Anhand Ihrer Angaben ist es denkbar, dass die Festsetzung der Steuer durch den Bescheid, soweit er überhaupt Bestand hat, der Festsetzungsverjährung unterliegen könnte gem. § 169 Abs. 1 Satz 3 Nr. 1 AO. Nach einer Entscheidung des Bundesfinanzhof (Az.: GrS 2/01, Beschluss vom 25.11.2002) ist die Festsetzungsfrist nicht gemäß § 169 Abs. 1 Satz 3 Nr. 1 AO 1977 gewahrt, wenn der Steuerbescheid, der vor Ablauf der Festsetzungsfrist den Bereich der für die Steuerfestsetzung zuständigen Finanzbehörde verlassen hat, dem Empfänger nicht zugeht. Soweit Ihnen also der Steuerbescheid aufgrund Ihrer Aufenthalte nicht zugehen konnte, kommt eine Verjährung in Betracht.

Hinsichtlich der Umsatzsteuer, die seitens des Finanzamtes eingefordert wird, können auch illegale Umsätze die Steuerpflicht auslösen. Soweit hierzu von dem Steuerpflichtigen keine Angaben gemacht werden, kann das Finanzamt auch eine entsprechende Schätzung vornehmen. Demnach ist denkbar, das der Steuerbescheid Bestand hat. Aufgrund Ihrer Schilderung zu Aufenthalten außerhalb Deutschlands ist es möglich, einen entsprechenden Verzicht beim Finanzamt in Bezug auf Säumnis-, Verspätungszuschläge, Zinsen etc. zu erreichen.
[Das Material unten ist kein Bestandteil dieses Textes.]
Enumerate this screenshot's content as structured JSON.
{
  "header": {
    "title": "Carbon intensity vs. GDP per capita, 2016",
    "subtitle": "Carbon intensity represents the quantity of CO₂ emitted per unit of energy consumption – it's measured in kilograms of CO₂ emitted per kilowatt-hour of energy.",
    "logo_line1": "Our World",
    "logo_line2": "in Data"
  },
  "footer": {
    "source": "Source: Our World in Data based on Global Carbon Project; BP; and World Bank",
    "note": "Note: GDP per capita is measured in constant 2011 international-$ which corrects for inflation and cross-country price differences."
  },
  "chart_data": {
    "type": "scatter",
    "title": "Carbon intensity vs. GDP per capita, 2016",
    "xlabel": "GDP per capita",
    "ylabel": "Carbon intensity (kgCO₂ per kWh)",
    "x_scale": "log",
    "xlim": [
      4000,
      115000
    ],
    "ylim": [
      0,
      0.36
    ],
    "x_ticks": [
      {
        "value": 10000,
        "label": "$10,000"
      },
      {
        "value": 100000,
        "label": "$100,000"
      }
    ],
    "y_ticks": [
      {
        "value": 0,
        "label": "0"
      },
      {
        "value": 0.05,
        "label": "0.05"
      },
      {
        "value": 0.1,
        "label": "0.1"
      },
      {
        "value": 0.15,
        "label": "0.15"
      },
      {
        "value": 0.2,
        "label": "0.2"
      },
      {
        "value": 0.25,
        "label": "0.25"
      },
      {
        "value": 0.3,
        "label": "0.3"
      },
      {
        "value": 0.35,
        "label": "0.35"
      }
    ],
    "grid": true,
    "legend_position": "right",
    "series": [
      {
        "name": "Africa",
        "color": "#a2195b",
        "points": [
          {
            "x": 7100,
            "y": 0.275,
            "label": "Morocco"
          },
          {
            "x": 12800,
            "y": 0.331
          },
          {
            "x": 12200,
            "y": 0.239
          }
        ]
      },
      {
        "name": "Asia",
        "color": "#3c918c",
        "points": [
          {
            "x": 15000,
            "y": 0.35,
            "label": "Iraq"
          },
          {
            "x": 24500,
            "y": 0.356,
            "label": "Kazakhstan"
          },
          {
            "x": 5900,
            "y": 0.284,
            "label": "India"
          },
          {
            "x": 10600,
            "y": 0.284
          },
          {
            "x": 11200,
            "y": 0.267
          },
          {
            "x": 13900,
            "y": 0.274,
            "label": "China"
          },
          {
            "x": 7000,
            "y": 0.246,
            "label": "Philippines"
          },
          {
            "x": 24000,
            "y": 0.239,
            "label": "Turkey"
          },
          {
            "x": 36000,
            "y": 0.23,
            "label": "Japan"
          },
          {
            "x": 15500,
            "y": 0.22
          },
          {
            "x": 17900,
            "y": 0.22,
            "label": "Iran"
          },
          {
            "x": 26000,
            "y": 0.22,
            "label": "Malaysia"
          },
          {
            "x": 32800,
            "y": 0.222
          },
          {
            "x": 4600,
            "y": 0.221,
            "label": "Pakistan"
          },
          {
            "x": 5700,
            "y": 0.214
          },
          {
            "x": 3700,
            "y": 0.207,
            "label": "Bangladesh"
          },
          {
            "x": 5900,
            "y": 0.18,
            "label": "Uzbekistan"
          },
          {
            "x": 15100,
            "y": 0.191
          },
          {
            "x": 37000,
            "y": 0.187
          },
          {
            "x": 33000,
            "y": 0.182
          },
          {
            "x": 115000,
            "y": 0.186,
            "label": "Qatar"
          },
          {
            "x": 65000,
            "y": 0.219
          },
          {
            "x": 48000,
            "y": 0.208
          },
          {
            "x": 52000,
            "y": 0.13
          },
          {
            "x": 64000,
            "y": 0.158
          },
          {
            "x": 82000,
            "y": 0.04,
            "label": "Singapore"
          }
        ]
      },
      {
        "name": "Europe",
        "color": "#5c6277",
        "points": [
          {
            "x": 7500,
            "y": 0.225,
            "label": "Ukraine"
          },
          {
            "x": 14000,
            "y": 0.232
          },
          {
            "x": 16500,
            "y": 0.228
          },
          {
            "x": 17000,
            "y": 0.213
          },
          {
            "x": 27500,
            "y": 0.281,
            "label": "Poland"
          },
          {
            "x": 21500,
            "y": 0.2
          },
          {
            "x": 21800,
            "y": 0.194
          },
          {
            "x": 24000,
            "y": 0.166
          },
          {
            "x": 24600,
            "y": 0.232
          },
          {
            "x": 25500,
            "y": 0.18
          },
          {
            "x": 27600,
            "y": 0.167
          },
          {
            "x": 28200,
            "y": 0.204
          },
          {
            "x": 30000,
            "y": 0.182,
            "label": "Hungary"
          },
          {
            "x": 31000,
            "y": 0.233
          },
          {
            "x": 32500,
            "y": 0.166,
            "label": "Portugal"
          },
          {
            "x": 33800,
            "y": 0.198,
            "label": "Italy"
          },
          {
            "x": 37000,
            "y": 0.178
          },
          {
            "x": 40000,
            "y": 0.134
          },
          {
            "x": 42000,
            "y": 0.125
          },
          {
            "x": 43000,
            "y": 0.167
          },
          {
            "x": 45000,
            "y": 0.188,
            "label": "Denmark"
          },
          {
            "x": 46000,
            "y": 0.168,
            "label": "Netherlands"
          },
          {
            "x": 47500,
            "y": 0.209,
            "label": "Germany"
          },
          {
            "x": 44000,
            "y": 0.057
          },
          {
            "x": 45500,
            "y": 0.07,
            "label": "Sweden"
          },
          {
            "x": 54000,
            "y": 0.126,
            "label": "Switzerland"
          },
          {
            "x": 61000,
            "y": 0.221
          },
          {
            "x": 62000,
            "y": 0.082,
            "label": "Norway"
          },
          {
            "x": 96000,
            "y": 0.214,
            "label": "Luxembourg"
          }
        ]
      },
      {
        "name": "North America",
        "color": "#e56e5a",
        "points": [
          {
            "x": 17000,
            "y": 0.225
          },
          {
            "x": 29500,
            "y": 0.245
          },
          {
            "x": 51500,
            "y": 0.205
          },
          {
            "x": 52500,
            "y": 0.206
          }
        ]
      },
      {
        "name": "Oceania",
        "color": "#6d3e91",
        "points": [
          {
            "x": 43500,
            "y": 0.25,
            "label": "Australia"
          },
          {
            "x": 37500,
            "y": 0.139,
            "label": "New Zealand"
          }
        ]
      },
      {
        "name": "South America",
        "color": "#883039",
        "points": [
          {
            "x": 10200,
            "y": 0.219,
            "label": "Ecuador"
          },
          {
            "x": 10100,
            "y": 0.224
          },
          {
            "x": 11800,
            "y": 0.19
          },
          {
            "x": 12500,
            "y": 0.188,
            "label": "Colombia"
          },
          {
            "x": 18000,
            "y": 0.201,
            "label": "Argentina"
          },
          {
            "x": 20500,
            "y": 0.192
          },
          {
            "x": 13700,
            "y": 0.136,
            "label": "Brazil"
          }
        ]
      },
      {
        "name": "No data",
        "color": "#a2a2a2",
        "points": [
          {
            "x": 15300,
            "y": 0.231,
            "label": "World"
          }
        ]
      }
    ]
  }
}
Angesichts der vom Finanzamt gesetzten Frist, empfehle ich Ihnen unbedingt einen Steuerberater oder einen Fachanwalt für Steuerrecht aufzusuchen, insbesondere da seitens des Finanzamtes schnell Vollstreckungsmaßnahmen eingeleitet werden.
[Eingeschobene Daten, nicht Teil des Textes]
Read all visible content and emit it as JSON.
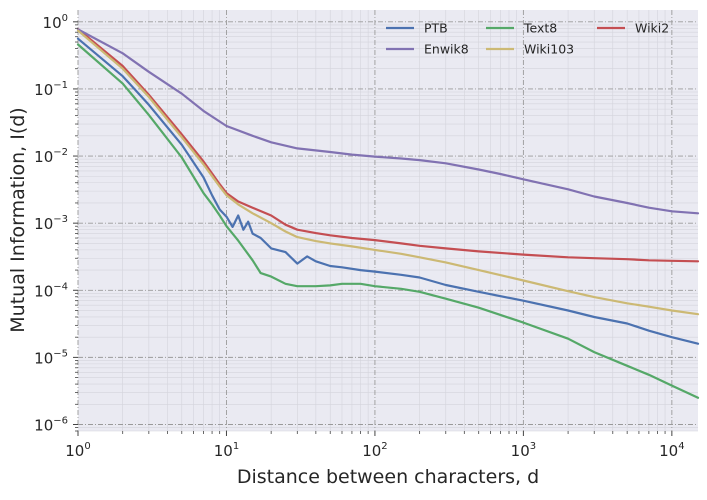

Dieser kann nach einer detaillierten Sachverhaltsprüfung als sie hier möglich ist, entsprechende Schritte und Rechtsmittel einlegen.

Ich hoffe Ihnen mit der Beantwortung einen entsprechenden Überblick verschafft zu haben

Mit besten Grüßen

RA Schröter

Nachfrage vom Fragesteller 21.08.2006 | 16:53

Sehr geehrter Herr Rechtsanwalt Schröter

Würden Sie,oder könnten Sie diese Sache (Aussetzung der Vollziehung) übernehmen?
Wenn ja,werde ich Sie diese Woche telefonisch kontaktieren.

Bis dahin und besten Dank

Antwort auf die Nachfrage vom Anwalt 22.08.2006 | 11:59

Vielen Dank für die Nachricht.

Gerne übernehme ich das Mandat für Sie. Schicken Sie mir bitte vorab per Email oder per Fax die Ihnen vorliegenden Unterlagen.

Ich übersende Ihnen per Emial eine Vollmacht, die Sie dann bitte unterschrieben zurücksenden.